Rabidoux and Raleigh presented the following corridor vision: “As South Burlington grows in the coming decades, Shelburne Road will continue to serve as a key travel corridor for both the neighboring community and the region. Through a combination of actions, Shelburne Road will become safer, more attractive, and better integrated with the surrounding community.” 

Currently, it can be quite challenging to cross Shelburne Road. There are only four crosswalks: Queen City Park Road, IDX Drive, the Hannaford Plaza, and Fayette Drive/MacIntosh Avenue. These crosswalks are almost a quarter of a mile apart in distance as well.  The suggestions of the study were made with the aim of improving visibility and the quality and safety of pedestrian crossings including leading pedestrian intervals, turn restrictions, regulatory signs, and pedestrian countdown signals. The study suggested additional crosswalks at signalized intersections and a crosswalk with a median refuge at Imperial Drive.

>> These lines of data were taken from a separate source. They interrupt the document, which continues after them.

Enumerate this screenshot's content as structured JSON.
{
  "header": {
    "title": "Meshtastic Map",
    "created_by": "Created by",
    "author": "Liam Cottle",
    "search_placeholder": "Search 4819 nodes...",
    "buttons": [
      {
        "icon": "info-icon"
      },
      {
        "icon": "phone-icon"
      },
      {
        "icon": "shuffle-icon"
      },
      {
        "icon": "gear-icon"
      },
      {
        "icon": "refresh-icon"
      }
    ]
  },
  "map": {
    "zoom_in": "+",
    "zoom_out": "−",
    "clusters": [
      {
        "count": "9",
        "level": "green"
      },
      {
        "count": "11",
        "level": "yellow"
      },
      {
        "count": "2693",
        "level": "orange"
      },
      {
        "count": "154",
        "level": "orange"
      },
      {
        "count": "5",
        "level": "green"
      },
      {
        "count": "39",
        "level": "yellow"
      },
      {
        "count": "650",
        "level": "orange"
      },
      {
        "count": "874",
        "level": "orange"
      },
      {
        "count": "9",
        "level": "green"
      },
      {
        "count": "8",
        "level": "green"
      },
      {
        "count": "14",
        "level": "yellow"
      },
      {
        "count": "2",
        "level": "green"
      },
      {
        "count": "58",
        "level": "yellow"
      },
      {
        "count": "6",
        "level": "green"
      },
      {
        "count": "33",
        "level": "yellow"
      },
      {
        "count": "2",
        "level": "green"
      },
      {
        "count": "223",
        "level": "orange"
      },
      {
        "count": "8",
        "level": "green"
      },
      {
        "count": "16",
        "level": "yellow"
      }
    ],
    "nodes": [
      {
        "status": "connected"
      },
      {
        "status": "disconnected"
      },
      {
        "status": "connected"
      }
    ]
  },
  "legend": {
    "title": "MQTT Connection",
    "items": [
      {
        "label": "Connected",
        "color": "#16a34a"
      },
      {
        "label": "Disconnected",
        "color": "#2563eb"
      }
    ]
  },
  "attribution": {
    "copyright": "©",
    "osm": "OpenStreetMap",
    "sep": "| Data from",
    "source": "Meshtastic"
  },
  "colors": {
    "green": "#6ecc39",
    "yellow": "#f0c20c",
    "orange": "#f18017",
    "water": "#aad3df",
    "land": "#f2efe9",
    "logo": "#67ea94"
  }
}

Since the Shelburne Road corridor is currently dominated by vehicles, the study addressed making the road safer for cyclists as well. Presently, there are no bike lanes provided in the corridor, only south of IDX Drive. The study shows that the crossing at Queen City Park Road to is incomplete and poorly defined. There is a lack of alternative and parallel routes as well.  The study proposes an on-street bike route on Fayette Drive and pursuing a feasibility study of a multi-use path on Fayette Drive. A way finding and signed bike route system in neighborhoods was also proposed.

At the wrap-up of the presentation, Commission member Chris Cole motioned that the Planning Commission accept the report; all members were in favor. It was made clear that the motion did not include an endorsement of any of the points brought forth by the scoping study.